Prabowo Subianto telah meresmikan pelantikan Jumhur Hidayat sebagai Menteri Lingkungan Hidup di Istana Negara pada Senin, 27 April 2026. Penunjukan ini merupakan bagian dari perombakan kabinet di mana ia menggantikan Hanif Faisol Nurofiq yang beralih tugas menjadi Wakil Menteri Koordinator Bidang Pangan.
Nama Jumhur Hidayat sebenarnya sudah cukup dikenal luas di pemerintahan karena sebelumnya ia pernah menjabat sebagai Kepala BNP2TKI hingga masa jabatan berakhir pada 2014. Pengalamannya yang panjang di birokrasi ini dipadukan dengan latar belakangnya yang kuat sebagai seorang penggerak isu-isu kerakyatan di Indonesia.
Rekam Jejak sebagai Aktivis Kampus dan Buruh
Jumhur Hidayat lahir di Bandung pada 18 Februari 1968 dan mulai menempa jiwa kepemimpinannya sejak menjadi mahasiswa di Jurusan Teknik Fisika, Institut Teknologi Bandung. Selama masa kuliahnya, ia sangat vokal menentang kebijakan rezim Orde Baru hingga sempat mendekam di penjara pada rentang tahun 1989 sampai 1992.

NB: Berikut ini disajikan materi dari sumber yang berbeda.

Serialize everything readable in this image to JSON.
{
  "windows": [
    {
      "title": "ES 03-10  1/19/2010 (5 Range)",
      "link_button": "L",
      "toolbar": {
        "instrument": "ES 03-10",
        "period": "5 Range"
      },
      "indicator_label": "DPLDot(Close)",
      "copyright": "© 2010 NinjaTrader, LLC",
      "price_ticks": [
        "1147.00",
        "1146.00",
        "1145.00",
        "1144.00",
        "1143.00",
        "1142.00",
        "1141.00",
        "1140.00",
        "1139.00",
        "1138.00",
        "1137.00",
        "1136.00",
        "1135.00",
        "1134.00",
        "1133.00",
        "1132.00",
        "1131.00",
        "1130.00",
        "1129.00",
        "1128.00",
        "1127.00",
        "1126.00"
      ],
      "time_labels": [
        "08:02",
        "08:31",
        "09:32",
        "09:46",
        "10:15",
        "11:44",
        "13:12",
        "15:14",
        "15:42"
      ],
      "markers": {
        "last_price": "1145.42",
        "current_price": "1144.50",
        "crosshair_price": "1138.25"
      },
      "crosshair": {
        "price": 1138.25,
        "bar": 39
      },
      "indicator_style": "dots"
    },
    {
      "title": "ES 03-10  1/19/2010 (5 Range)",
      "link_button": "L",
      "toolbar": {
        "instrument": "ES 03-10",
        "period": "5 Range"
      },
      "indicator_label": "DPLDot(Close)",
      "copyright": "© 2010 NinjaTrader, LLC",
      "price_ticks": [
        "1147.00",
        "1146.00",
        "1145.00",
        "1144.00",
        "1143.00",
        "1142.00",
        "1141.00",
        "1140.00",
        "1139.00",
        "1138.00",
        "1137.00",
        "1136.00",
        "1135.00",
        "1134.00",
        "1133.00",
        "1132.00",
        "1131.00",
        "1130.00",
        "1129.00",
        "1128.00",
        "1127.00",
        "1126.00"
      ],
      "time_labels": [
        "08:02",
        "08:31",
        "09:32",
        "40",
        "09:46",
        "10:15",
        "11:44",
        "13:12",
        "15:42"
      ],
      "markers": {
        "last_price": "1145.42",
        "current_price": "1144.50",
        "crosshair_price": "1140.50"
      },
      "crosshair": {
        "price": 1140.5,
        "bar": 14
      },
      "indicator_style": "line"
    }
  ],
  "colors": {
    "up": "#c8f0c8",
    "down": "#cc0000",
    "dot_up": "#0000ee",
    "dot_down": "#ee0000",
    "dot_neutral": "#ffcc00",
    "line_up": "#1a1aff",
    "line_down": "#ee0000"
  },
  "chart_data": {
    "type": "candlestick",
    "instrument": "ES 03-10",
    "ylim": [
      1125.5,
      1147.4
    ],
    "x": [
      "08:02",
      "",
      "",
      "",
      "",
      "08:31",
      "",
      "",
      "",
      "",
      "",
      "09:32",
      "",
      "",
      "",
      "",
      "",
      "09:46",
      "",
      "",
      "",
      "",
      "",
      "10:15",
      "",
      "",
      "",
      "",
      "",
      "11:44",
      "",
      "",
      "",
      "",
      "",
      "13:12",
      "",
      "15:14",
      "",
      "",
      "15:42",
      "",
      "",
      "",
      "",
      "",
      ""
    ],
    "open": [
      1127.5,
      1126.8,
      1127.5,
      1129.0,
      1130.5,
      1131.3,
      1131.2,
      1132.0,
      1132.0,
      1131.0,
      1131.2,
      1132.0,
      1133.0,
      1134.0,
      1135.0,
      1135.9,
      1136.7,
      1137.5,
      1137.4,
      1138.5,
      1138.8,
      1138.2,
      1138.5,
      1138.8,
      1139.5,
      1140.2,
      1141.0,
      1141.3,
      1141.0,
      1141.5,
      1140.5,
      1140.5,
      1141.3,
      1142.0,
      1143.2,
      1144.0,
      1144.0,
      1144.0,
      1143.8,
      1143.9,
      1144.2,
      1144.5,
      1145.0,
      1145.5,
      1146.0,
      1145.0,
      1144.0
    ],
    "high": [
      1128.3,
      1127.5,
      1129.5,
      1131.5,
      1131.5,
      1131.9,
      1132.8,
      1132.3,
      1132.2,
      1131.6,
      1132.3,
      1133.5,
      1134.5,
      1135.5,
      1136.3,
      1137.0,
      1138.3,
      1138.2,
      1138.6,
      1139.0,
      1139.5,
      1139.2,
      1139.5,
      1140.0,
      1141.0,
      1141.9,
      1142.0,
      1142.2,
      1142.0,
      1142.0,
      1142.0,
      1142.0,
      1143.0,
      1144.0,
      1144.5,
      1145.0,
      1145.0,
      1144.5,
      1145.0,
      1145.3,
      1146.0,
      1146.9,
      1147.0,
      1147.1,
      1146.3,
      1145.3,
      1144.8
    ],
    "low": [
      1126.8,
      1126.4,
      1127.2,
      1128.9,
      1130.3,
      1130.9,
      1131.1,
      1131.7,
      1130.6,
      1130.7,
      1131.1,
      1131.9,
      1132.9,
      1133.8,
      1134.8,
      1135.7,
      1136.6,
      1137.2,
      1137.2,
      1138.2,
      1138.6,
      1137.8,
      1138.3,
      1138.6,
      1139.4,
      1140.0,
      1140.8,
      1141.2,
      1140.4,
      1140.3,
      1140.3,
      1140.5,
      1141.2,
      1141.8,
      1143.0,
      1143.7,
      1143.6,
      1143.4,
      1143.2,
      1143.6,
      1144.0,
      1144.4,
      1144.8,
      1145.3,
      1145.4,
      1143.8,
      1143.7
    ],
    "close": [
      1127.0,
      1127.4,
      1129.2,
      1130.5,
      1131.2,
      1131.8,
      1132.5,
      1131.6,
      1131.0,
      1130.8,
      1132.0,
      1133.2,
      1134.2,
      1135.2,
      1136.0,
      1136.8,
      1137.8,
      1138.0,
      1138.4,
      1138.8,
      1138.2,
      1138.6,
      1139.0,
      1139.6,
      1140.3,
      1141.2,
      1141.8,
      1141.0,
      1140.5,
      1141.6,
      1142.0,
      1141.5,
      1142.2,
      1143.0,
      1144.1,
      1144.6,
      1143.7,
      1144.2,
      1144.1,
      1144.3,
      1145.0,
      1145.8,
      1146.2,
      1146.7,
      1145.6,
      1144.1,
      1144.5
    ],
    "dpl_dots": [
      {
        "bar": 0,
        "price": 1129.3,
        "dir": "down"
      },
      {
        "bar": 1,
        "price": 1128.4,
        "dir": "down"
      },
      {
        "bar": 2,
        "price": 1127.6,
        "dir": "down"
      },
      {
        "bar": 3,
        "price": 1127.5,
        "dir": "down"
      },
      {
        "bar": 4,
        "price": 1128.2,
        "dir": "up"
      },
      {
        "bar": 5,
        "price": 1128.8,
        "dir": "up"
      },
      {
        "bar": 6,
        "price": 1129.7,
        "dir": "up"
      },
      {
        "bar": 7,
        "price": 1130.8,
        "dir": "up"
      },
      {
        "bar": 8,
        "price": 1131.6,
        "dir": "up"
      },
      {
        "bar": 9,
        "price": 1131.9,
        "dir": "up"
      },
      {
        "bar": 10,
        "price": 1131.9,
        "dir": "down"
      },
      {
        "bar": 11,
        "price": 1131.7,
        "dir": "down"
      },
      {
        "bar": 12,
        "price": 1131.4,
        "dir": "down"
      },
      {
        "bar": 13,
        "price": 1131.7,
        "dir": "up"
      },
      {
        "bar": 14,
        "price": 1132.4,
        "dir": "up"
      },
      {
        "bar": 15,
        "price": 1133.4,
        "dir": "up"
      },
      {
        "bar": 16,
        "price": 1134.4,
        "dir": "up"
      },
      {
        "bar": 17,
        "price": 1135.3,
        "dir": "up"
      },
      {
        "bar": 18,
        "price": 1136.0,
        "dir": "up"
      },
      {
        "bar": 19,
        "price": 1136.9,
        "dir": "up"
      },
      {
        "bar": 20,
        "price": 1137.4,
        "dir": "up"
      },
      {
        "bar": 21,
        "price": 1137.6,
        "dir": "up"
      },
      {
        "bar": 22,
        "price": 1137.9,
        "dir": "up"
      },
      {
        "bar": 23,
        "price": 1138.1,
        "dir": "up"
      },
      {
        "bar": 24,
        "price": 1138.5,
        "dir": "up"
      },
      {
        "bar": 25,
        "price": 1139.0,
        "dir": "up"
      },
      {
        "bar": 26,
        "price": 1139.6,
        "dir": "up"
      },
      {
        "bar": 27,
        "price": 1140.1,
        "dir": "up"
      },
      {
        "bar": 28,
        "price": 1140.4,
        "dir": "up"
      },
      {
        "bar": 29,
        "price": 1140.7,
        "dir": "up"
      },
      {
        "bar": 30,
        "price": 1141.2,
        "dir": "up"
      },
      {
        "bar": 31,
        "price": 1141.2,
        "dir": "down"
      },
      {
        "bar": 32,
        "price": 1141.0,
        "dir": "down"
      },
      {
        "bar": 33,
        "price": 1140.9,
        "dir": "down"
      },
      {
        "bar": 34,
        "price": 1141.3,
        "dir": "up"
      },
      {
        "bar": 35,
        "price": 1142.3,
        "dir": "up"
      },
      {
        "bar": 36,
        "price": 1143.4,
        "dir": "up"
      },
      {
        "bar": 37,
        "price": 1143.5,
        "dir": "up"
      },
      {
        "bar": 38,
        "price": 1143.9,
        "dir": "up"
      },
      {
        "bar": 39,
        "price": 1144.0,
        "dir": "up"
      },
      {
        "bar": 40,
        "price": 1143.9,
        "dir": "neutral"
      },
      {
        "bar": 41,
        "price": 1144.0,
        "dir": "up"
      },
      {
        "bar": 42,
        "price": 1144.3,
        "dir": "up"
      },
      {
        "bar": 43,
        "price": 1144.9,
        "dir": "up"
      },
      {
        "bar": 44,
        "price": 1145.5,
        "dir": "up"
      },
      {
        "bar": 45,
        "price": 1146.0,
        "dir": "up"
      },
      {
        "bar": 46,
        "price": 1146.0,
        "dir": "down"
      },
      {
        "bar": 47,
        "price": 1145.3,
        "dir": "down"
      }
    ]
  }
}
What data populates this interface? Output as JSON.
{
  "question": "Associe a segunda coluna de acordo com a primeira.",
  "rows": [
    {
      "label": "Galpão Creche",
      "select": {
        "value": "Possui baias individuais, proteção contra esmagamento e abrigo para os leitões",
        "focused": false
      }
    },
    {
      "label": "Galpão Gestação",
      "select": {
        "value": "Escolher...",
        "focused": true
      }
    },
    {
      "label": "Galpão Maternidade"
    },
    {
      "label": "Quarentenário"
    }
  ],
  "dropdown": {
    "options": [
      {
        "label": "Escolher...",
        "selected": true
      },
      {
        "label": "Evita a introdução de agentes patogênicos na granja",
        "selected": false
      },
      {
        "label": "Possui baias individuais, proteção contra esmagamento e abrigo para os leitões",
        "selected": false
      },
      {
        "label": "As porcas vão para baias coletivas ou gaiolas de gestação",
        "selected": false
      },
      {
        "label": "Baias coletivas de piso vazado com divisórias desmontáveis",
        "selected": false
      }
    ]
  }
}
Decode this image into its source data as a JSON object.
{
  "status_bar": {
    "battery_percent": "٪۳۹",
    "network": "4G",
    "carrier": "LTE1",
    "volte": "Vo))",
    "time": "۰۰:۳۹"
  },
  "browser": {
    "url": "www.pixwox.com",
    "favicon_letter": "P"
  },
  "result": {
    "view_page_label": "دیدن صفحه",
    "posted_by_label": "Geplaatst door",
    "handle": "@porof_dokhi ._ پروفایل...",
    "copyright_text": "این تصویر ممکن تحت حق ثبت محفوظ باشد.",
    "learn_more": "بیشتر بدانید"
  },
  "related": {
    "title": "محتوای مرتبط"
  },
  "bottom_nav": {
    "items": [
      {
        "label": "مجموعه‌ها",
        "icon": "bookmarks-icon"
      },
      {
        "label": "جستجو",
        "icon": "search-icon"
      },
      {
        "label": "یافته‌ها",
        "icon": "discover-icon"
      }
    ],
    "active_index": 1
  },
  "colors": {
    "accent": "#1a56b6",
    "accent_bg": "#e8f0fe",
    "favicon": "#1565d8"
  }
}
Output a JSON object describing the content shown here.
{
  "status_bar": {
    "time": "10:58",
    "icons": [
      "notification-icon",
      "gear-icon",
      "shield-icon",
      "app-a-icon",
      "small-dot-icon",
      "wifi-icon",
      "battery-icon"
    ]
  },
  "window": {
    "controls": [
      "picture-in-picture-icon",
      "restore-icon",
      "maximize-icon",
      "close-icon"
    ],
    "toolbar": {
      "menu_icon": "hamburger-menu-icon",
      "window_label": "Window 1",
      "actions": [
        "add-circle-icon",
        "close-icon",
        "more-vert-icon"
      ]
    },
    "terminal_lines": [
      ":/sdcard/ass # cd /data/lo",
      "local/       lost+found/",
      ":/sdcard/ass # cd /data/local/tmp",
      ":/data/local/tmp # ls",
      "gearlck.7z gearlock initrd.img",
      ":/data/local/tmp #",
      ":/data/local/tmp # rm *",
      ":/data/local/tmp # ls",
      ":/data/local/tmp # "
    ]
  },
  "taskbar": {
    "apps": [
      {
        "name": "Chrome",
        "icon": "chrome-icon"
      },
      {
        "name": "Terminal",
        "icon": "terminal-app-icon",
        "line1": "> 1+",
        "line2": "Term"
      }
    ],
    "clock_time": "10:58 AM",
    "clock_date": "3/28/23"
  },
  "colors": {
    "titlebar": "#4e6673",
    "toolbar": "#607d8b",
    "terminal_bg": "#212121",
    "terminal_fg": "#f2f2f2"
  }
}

Setelah melewati masa tahanan, ia tetap konsisten di jalur pergerakan buruh serta politik dan akhirnya menyelesaikan pendidikan sarjananya di Universitas Nasional. Ia kemudian melanjutkan studi pascasarjana dan berhasil meraih gelar Magister Sosiologi dari Universitas Indonesia pada tahun 2013 yang memperkuat pemahamannya tentang dinamika sosial.
Hingga saat ini, Jumhur masih memegang posisi strategis sebagai Ketua Umum Konfederasi Serikat Pekerja Seluruh Indonesia (KSPSI) untuk periode kepengurusan 2022-2027. Dedikasinya terhadap perlindungan tenaga kerja telah menjadi fokus utamanya selama bertahun-tahun, termasuk keterlibatannya dalam pendirian beberapa partai politik di tanah air.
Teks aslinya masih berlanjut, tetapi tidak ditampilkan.